Adolf
O. R. Windaus
Fachliche Leistung
Windaus war einer der führenden Naturstoffchemiker seiner Zeit. Er
hat seine Forschungen auf das gesamte Gebiet der Sterine ausgedehnt und
wesentliche Grundlagen für die Chemie der Steroide und ihres Zusammenhangs
mit Gallensäuren, Herzgiften und Saponinen geschaffen. Windaus bedeutendste
Arbeiten lagen in der Erforschung der Struktur von Steroiden, zu deren wichtigsten
Vertretern das Cholesterin und das Ergosterin gehören.
Seine Forschungen waren ebenfalls wichtig für das Verständnis
der Struktur von Vitaminen, zu deren Aufklärung Windaus insbesondere
mit seinen Untersuchungen des Vitamin D beitrug. Er gilt auch als
Begründer der modernen Vitaminforschung.
Sein Forschungsgebiet lag stets zwischen Chemie und Medizin, da er nach
erfolgreichem Medizinstudium v. a. an der Wirkungsweise chemischer Substanzen
im lebenden Organismus interessiert war.
1905 gelang ihm die Strukturaufklärung der semiessentiellen Aminosäure
Histidin, 1919 die Überführung des Cholesterins in Cholansäure
und damit die Verknüpfung der Steroide mit den Gallensäuren.

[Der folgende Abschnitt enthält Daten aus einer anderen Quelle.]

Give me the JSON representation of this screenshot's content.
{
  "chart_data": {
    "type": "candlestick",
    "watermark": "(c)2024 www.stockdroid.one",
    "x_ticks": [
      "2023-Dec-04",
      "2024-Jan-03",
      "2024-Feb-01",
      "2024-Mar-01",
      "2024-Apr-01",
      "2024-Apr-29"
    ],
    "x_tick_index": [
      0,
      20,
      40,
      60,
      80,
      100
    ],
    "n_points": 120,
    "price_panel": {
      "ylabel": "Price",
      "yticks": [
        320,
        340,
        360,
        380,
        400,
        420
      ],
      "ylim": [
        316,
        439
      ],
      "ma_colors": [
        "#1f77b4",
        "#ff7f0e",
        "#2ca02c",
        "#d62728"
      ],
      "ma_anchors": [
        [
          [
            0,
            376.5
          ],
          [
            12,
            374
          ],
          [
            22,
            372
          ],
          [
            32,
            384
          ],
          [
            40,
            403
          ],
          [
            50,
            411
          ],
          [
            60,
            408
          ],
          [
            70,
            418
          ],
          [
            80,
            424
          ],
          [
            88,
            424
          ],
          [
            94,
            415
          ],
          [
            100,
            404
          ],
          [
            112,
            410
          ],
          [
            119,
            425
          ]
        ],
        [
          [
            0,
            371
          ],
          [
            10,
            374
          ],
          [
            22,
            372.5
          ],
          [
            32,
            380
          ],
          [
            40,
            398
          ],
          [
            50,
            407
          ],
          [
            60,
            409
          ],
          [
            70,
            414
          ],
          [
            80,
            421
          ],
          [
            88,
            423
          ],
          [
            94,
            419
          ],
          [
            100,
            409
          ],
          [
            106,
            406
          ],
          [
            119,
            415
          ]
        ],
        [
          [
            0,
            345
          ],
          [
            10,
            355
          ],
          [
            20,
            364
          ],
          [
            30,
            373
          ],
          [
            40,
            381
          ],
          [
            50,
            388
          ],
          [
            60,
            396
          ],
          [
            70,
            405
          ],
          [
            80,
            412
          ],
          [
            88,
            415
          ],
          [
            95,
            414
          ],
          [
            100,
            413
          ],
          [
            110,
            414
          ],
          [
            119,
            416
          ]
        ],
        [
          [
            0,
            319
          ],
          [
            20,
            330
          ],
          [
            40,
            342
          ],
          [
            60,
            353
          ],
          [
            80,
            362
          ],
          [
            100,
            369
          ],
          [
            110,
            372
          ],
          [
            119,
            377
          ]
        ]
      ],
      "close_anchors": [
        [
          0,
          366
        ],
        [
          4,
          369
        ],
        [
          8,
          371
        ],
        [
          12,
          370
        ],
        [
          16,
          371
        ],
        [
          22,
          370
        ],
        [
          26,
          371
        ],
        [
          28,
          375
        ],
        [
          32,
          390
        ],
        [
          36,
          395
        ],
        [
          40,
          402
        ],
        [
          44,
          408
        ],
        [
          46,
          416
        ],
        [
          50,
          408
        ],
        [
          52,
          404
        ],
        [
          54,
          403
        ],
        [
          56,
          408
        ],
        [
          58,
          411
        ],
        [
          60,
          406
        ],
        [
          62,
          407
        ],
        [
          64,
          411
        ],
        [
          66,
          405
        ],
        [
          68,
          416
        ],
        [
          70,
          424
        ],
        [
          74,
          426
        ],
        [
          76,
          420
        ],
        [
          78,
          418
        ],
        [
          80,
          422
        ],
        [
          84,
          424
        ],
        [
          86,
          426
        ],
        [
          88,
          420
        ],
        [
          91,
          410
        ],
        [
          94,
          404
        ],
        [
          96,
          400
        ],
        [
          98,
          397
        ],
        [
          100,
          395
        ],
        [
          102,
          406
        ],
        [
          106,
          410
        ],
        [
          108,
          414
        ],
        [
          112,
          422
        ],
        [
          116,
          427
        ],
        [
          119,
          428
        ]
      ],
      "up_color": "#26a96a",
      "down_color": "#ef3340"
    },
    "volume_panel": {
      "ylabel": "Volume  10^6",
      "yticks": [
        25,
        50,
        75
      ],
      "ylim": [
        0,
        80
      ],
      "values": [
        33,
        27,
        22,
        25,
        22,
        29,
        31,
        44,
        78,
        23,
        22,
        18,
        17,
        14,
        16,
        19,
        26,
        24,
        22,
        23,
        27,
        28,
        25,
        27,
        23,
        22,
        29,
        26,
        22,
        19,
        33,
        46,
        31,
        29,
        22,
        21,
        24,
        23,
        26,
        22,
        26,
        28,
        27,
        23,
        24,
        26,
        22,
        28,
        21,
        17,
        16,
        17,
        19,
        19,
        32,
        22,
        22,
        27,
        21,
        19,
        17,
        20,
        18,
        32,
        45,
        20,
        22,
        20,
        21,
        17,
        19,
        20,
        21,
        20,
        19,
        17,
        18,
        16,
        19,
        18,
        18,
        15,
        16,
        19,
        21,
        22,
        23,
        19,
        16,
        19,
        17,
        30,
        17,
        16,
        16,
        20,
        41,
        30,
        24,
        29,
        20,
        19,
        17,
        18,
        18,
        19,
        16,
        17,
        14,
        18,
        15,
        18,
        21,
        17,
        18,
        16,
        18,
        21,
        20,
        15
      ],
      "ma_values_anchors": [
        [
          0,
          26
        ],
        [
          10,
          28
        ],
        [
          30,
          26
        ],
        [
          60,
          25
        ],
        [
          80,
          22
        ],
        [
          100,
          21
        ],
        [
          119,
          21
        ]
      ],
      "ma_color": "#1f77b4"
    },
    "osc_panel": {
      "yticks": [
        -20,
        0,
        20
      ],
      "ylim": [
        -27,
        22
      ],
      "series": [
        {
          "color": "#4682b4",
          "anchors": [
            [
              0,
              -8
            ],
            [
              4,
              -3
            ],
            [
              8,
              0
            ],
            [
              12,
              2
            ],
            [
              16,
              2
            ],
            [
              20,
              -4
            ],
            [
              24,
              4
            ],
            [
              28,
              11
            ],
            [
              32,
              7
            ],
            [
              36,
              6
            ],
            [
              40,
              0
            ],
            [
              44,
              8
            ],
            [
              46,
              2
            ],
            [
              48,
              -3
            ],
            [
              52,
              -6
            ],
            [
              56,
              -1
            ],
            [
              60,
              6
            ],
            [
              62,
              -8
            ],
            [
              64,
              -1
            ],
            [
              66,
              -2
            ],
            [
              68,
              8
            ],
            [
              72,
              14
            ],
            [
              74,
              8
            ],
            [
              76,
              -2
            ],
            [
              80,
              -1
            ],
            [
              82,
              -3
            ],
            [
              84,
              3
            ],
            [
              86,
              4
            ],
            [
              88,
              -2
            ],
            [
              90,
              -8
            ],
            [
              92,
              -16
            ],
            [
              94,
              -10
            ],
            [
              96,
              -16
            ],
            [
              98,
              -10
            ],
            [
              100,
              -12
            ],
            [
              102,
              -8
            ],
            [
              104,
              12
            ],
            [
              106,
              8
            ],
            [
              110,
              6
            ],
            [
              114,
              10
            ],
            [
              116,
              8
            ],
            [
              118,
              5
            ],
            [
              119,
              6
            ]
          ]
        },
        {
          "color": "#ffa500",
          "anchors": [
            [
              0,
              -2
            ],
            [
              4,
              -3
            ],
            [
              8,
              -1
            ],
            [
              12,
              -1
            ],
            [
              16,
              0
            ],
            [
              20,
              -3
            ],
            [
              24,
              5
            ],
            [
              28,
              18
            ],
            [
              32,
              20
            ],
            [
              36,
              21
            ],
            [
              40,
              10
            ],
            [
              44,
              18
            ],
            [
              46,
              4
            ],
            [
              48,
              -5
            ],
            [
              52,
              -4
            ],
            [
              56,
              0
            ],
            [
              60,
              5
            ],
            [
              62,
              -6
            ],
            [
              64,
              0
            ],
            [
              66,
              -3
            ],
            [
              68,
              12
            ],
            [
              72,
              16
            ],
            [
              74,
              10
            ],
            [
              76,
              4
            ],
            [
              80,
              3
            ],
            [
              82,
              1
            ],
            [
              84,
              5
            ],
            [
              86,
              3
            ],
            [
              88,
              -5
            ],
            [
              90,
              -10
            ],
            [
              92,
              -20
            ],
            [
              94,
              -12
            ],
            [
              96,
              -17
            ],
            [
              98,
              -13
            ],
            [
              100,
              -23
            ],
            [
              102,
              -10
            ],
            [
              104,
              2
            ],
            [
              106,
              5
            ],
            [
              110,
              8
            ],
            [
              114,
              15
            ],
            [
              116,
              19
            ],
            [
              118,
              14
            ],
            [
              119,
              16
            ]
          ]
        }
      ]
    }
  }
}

In einer spektakulären photochemischen Reaktion gelang ihm 1926 durch
UV-Bestrahlung die Umwandlung von Ergosterin in das antirachitisch wirkende
Vitamin D. Es gelang ihm damit, die Zusammensetzung des Vitamins
D aufzuklären und es in einem technisch auswertbaren Verfahren darzustellen.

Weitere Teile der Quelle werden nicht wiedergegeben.